Sir Alex Ferguson has taken a dig at "noisy neighbours" Manchester City by comparing them to the wealthily backed Sunderland side of the 1950s, who wound up being relegated. The Manchester United manager, talking in an exclusive interview to relaunch this morning's Observer, referenced Sunderland's post-war nickname of 'the Bank of England club' – and the fact that they lost their top-flight place in 1958.
Asked about the impact of City's purchase by the Abu Dhabi United Group, Ferguson said: "It has increased that competitive element between the fans and the media, no doubt about it. The decibel level went up in the last two games [the Carling Cup semi-final ties last month]. We have to get used to it, have to do something about it and accept the challenge. There's nothing wrong with having a challenge. We have to do what we're good at and hope it's good enough."
The Scot added: "[Manchester City] is a club with so much wealth they could buy every player in the world, but can they buy a team, can they buy a Manchester United spirit? I don't expect City to be bigger than us, I really don't, even with all that money. The problem with having all that money is that you buy indiscriminately. Sunderland, in the 1950s, the Bank of England team – relegated. I wouldn't wish relegation on City."
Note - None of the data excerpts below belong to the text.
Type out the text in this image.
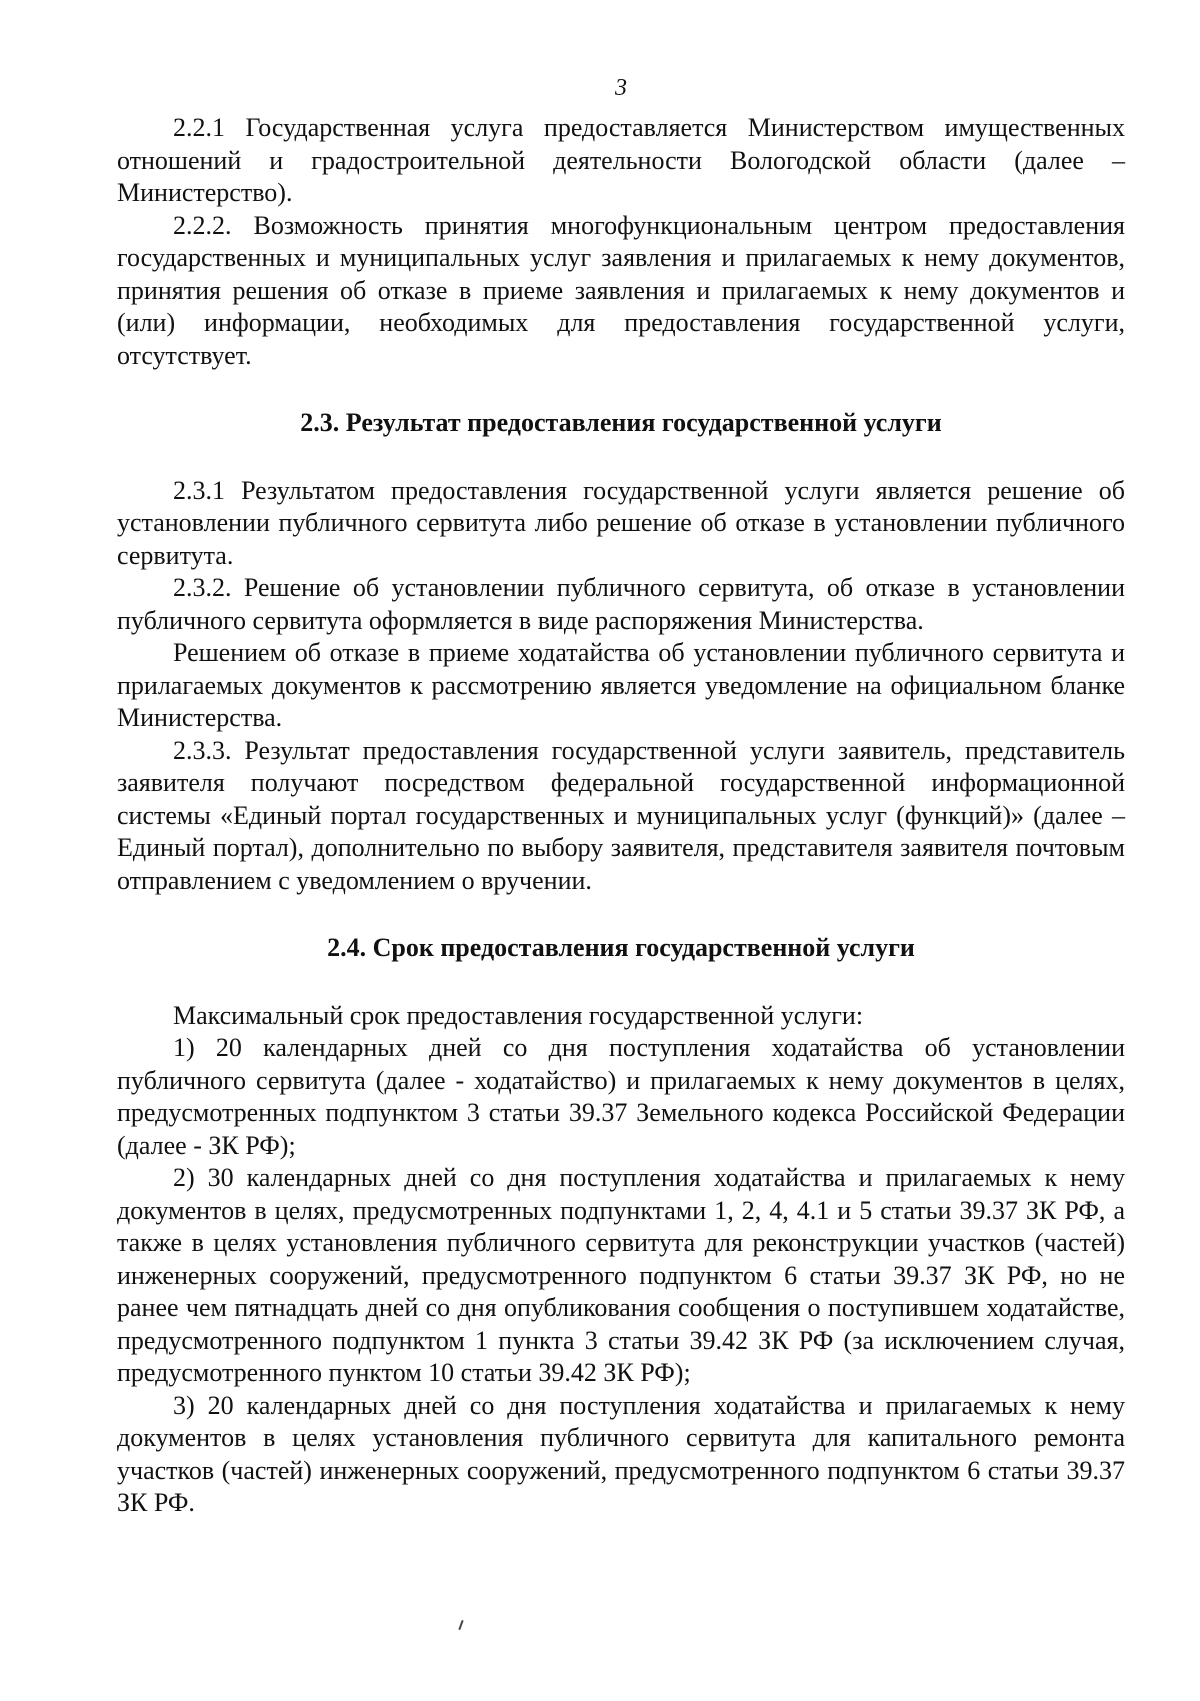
3

2.2.1 Государственная услуга предоставляется Министерством имущественных отношений и градостроительной деятельности Вологодской области (далее – Министерство).

2.2.2. Возможность принятия многофункциональным центром предоставления государственных и муниципальных услуг заявления и прилагаемых к нему документов, принятия решения об отказе в приеме заявления и прилагаемых к нему документов и (или) информации, необходимых для предоставления государственной услуги, отсутствует.

2.3. Результат предоставления государственной услуги

2.3.1 Результатом предоставления государственной услуги является решение об установлении публичного сервитута либо решение об отказе в установлении публичного сервитута.

2.3.2. Решение об установлении публичного сервитута, об отказе в установлении публичного сервитута оформляется в виде распоряжения Министерства.

Решением об отказе в приеме ходатайства об установлении публичного сервитута и прилагаемых документов к рассмотрению является уведомление на официальном бланке Министерства.

2.3.3. Результат предоставления государственной услуги заявитель, представитель заявителя получают посредством федеральной государственной информационной системы «Единый портал государственных и муниципальных услуг (функций)» (далее – Единый портал), дополнительно по выбору заявителя, представителя заявителя почтовым отправлением с уведомлением о вручении.

2.4. Срок предоставления государственной услуги

Максимальный срок предоставления государственной услуги:

1) 20 календарных дней со дня поступления ходатайства об установлении публичного сервитута (далее - ходатайство) и прилагаемых к нему документов в целях, предусмотренных подпунктом 3 статьи 39.37 Земельного кодекса Российской Федерации (далее - ЗК РФ);

2) 30 календарных дней со дня поступления ходатайства и прилагаемых к нему документов в целях, предусмотренных подпунктами 1, 2, 4, 4.1 и 5 статьи 39.37 ЗК РФ, а также в целях установления публичного сервитута для реконструкции участков (частей) инженерных сооружений, предусмотренного подпунктом 6 статьи 39.37 ЗК РФ, но не ранее чем пятнадцать дней со дня опубликования сообщения о поступившем ходатайстве, предусмотренного подпунктом 1 пункта 3 статьи 39.42 ЗК РФ (за исключением случая, предусмотренного пунктом 10 статьи 39.42 ЗК РФ);

3) 20 календарных дней со дня поступления ходатайства и прилагаемых к нему документов в целях установления публичного сервитута для капитального ремонта участков (частей) инженерных сооружений, предусмотренного подпунктом 6 статьи 39.37 ЗК РФ.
Ferguson also addressed his own club's ownership, saying that while he understood supporters' concerns and respected their right to hold forth on the state of the club under the Glazer family, he had always found the American owners supportive. "I'm never against protest," he said. "I've been brought up in protest all my life. I was involved in the [Govan shipyards] apprentices' strike of 1961 ... It's everyone's right, there's no doubt about that."
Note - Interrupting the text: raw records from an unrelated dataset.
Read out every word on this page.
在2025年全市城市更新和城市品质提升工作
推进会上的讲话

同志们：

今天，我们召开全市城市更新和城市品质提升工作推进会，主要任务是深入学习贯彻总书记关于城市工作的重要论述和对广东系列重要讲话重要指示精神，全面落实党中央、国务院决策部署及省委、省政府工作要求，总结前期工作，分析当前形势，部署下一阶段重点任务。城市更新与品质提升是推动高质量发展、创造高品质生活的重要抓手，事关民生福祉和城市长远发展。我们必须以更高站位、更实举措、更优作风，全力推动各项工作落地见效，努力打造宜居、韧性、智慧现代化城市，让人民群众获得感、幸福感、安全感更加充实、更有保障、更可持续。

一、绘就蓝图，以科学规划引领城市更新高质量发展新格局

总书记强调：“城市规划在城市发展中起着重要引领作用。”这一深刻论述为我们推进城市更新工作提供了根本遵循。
But he added: "My problem with it, being manager of Manchester United, is that I've got owners who have never caused me any bother. Any time I've asked for money they've given it to us ... The debt has concerned a lot of people. David Gill [the club's chief executive] has had a lot of chats with the staff to settle them down, to assure them everything's fine. As far as I'm concerned, I bought [Chris] Smalling for big money [£10m for the Fulham centre-back]. So for me, life goes on. As I say, the Glazers have been fine with me, I've never had any problem."